More sequences input, much less it will cluster with refseq207
Issue #64
new
Dear authors:
I test vcontact2 using part of my sequences or the whole sequences. (Though I would expect some small difference of the results) the results differed greatly. More sequences input, much less my sequences would cluster with refseq207.

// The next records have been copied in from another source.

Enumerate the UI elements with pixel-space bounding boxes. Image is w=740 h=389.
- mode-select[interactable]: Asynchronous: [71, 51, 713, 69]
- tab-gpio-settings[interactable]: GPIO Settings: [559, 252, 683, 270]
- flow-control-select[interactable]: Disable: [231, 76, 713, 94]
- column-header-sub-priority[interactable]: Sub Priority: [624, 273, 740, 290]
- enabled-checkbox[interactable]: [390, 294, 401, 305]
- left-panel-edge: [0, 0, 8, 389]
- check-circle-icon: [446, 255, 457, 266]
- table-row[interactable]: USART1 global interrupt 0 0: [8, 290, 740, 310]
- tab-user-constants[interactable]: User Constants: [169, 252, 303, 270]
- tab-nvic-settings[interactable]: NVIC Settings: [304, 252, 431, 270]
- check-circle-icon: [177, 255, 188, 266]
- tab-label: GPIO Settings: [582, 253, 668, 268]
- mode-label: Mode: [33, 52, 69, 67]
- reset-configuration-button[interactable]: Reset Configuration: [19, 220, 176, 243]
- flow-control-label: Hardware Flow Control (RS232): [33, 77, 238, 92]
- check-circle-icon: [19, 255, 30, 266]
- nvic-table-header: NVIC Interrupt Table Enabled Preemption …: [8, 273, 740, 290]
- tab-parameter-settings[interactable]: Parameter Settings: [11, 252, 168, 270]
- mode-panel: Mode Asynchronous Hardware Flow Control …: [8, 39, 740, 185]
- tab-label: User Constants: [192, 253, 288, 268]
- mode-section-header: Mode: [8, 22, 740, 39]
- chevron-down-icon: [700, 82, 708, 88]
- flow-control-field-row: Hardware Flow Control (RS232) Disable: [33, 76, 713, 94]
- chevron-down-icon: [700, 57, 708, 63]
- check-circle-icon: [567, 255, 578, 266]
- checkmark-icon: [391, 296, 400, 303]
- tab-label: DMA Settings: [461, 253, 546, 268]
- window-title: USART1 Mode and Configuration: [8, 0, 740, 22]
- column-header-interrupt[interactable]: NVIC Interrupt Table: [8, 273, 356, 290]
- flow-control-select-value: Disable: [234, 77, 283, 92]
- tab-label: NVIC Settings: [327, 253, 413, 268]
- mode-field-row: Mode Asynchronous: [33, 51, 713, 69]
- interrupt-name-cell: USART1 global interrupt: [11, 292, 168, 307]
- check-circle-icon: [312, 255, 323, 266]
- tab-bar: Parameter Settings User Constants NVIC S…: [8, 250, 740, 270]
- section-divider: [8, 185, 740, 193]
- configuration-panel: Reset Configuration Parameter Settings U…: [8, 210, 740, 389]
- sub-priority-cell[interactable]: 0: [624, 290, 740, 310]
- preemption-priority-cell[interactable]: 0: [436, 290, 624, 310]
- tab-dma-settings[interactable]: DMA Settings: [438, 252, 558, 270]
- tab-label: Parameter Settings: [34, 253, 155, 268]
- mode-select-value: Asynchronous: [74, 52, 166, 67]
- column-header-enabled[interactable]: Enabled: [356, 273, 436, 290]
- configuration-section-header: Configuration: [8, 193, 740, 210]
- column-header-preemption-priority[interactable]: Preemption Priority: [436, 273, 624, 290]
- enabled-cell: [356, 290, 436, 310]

Is there something wrong with my code:
time vcontact2 --raw-proteins cat_virome.faa
--rel-mode 'Diamond'
--proteins-fp cat_virome_map.csv
--db 'ProkaryoticViralRefSeq207-Merged'
--pcs-mode MCL --vcs-mode ClusterONE
-t 60
--c1-bin /data/db/MAVERICLab-vcontact2-34ae9c466982/bin/cluster_one-1.0.jar
--output-dir est90_only.vContact2-refseq207
Thank you!
Comments (1)
-
reporter - Log in to comment
For example, if input 1000 sequences, 30 sequences could cluster with at least one genome in refseq in a subsectet of 700 sequcences . if input 10000 sequences, only 15 sequences could cluster with at least one genome in refseq in the same subsectet of 700 sequcences. if input 250000 sequences, 2 sequences only. What is more, the 2 sequences are not all in 15, the 15 are not all in 30!